The veggies I bought 3 weeks ago as I reach for another pudding
Gandalf: A wizard is never late, nor is he early; he arrives precisely when he means to.
Mrs Gandalf: *glares into the camera*
Got an email from my kid’s teacher that instead of working on her social studies project, she spent the entire class period making a PowerPoint about goats. Apparently, the appropriate response was not, “oh cool, was it any good?”
*does the robot*
*crowd goes wild*
*gets arrested at Sharper Image for having sex with one of their products*
Called my boss this morning and asked if I can come a little later in to work.
He replied with: “Dream on!”
That’s very nice of him, right?
#RubbishJokes #FridayMorning
What the vet said: Your dog is a little dirty.
What I should have said: I’ll do better.
What I actually said: You should see my kids.
My parents have been together for 40 years, and I don’t even like seeing the same cashier twice in a row at the grocery store.
Since mask-wearing began, many of us have developed the ability to say “thank you” using only our eyes, as well as a few other phrases that end in “you”
I didn’t like you in high school, I don’t like you now. #WhyIDontUseFacebook
I live in constant fear that my kids will grasp the concept of time at any moment. And all my parenting lies will be found out.
Lady in packed doc office waiting room: This whole county has flu or pneumonia. It’s crazy. My office has 30 people, 14 are out with the flu
Me: *quietly moves to opposite side of waiting room*
Me, 7yrs ago: NO EATING in my new car. I mean spotless
Me, Now: u hungry car? *mashes donut into CD player*
Women, when you say: “We should move into a better house.”

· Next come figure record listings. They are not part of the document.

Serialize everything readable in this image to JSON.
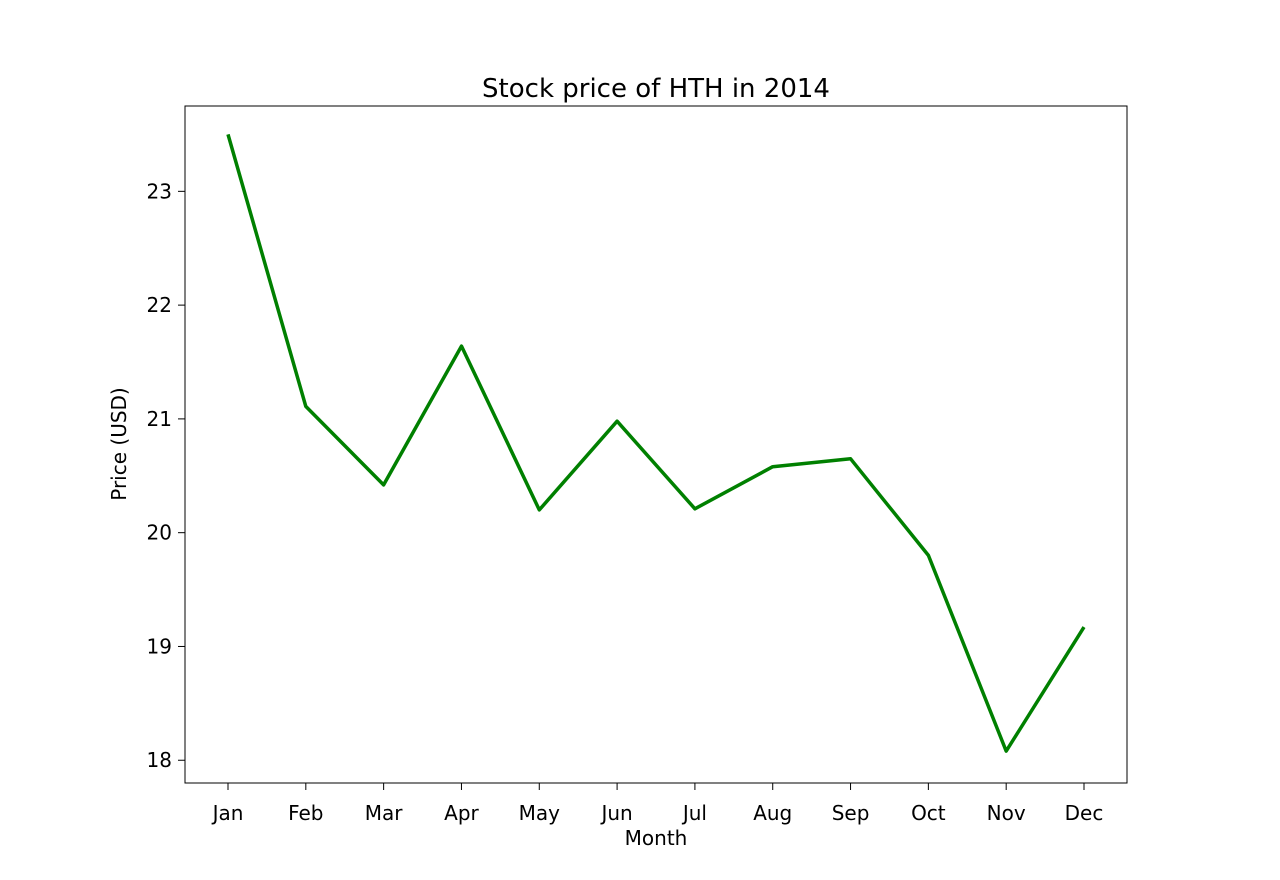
{
  "chart_data": {
    "type": "line",
    "title": "Stock price of HTH in 2014",
    "xlabel": "Month",
    "ylabel": "Price (USD)",
    "categories": [
      "Jan",
      "Feb",
      "Mar",
      "Apr",
      "May",
      "Jun",
      "Jul",
      "Aug",
      "Sep",
      "Oct",
      "Nov",
      "Dec"
    ],
    "values": [
      23.5,
      21.11,
      20.42,
      21.64,
      20.2,
      20.98,
      20.21,
      20.58,
      20.65,
      19.8,
      18.08,
      19.17
    ],
    "ylim": [
      17.8,
      23.75
    ],
    "yticks": [
      18,
      19,
      20,
      21,
      22,
      23
    ],
    "grid": false,
    "line_color": "#008000"
  }
}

A man hears: “My plan is to force you to work till the day you die.”
yes… yes…
My 4-year-old usually wears his hair in a ponytail, but he wants it cut this weekend. This change will make me a little sad, but I also hope it hides his 1980s movie villain personality.
We all have our pet causes.
Bread puns are on the rise!
Yea…sure! I was hoping someone would come and stand uncomfortably close to me today
Hockey: because running on knives makes sense.
Someone goes back in time to the 2009 VMAs, gives Taylor Swift a taser to use on Kanye.… the timeline is forever changed! World peace, etc.
*person walking on the road
Me: roads are for cars
*person gets off road as I pass
Also me: I can drive. I’m not going to hit you.
Can’t believe my dog just ran into Petco and left me in the car with the windows rolled up
Judas: I can’t wait for you to die
Jesus: what
Judas: Easter eggs, can’t wait for you to dye Easter eggs
Jesus: what eggs?
singer at concert: *says name of city we’re in*
me: that’s the name of the city we’re in!
friend: it is good to hear the name of our city!